It’s no secret that the Mac App Store has a lot of unresolved issues. The looming,
pushed back revised June 1 deadline for all Mac App Store apps to be sandboxed is adding to that series of issues.
But I want to talk about one that’s about 18 months old, and that’s the Mac App Store and GPL software.
It’s widely believed that GPL code can’t exist on the Mac App Store. I’m not so sure that’s the case. Apple hasn’t said “no GPL code is allowed”, but have rejected some apps. Others have made it through. It appears that if you are using minor bits of GPL code, Apple tacitly gives the nod, but if you’re using all-GPL code, it’s more of a waiting game.
Considering that the Mac App Store now dominates Mac software sales, I want to change that. I will give Apple considerable credit for ensuring Gatekeeper in OS X Mountain Lion zigged where Windows
8 RT zagged. One is legit, the other is antitrust… I’ll leave it for you to figure out which is which.
Now, the GPL states that users cannot affix additional terms on the distribution of software. There are claims that the iOS App Store terms qualify in this regard. Mainly, those arguments center around the iOS App Store being the exclusive distribution point for iOS software. However, on the Mac App Store, this isn’t the case… distribution on the Mac App Store does not prohibit the free distribution of a Mac app on other, equally-accessible venues.

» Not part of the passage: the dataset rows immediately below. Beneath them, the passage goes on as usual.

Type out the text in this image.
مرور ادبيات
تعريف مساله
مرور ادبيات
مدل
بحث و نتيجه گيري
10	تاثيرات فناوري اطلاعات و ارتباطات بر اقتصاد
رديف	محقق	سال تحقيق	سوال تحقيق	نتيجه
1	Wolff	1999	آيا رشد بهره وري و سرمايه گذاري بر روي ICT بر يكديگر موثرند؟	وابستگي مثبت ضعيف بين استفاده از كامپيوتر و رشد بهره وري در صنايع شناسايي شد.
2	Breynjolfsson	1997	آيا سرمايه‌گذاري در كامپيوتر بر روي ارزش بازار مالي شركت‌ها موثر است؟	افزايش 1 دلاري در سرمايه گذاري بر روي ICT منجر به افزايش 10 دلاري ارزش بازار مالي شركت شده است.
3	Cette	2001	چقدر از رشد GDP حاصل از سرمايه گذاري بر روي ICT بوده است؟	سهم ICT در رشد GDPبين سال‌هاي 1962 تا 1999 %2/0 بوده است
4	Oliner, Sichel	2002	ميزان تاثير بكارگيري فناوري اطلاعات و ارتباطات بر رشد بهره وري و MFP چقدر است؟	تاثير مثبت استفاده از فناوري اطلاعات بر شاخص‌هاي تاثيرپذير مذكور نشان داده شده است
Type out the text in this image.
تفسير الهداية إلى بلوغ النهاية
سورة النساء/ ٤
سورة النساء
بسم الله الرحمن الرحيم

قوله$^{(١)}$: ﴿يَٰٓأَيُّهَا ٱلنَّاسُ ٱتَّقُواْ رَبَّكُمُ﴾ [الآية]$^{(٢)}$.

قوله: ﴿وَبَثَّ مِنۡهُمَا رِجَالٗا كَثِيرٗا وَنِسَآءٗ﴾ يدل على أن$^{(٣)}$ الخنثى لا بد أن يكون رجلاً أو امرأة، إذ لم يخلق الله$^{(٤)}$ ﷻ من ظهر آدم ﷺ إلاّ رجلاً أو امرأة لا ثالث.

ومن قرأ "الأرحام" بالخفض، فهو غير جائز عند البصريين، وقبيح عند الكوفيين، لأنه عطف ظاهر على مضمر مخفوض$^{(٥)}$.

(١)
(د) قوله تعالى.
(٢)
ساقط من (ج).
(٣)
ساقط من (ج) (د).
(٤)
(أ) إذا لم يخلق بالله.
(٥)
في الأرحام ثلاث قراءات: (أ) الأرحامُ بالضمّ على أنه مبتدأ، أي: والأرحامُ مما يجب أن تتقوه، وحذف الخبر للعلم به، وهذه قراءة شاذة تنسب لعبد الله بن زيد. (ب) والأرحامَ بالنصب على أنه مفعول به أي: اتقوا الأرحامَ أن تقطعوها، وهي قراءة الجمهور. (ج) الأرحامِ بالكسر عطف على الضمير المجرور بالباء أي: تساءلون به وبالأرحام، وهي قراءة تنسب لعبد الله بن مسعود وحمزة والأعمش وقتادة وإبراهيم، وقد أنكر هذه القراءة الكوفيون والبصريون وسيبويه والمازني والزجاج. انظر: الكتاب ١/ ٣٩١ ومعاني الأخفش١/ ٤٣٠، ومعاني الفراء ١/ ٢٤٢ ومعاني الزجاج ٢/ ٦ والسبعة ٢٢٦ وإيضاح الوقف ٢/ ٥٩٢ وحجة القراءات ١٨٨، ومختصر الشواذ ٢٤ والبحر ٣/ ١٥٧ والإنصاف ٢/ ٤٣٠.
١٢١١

Note: I am not stating the FSF is correct in the above-referenced argument. As with most things the FSF say, I take them with a massive, Costco-sized grain of salt. I do share their sentiment though that iOS should support some form sideloading… the lack of sideloading is the #1 reason why I chose Android over iOS in my pocket.
The other argument in rejecting GPL’ed Mac App Store code, is that you cannot request GPL source code from Apple, as Apple hosts the software. Many strict-constructionist interpreters of the GPL insist that Apple must offer up GPL source code for any third-party app that uses GPL code, in their app. To-date, Apple has not provided any solution, and may have even pulled an app or two because of it.
I do not agree with this argument either, though, I believe there is a solution that bypasses it, and here it is: Include the GPL source code in the Resources folder of your app.
Nothing in the Mac App Store guidelines prohibits including source code in the Resources folder of an app. Similarly, you can tell Finder to open your Resources folder, and display what’s inside. So… in the About box of an app, you could very easily have a Source Code button, which pulls up the folder that contains the source code.
This changes the situation totally, because Apple is now offering the source code for the bits of code that are controlled under GPL. A user gets that code inside the app as it is downloaded.
Of course, the best resolution is to not have anyone submit take-downs and convince Apple that your app is compliant to begin with. However, if you are simply re-porting GPL code for use on the Mac App Store, I think it’s a good idea to offer up from the get-go.
Some extreme use cases do persist, for example with paid applications that contain GPL code. I could pontificate a few more workarounds, but I hope that this solution deters people (and Apple) from rejecting any additional apps that use GPL’ed code.
Hopefully it will also give some pause to those that are contemplating sending Apple a takedown request over the presence of GPL’ed code as well… a false takedown request to Apple could make an enforcer liable by whatever developer can claim interference/harassment with their commerce (similar to phony DMCA takedown requests).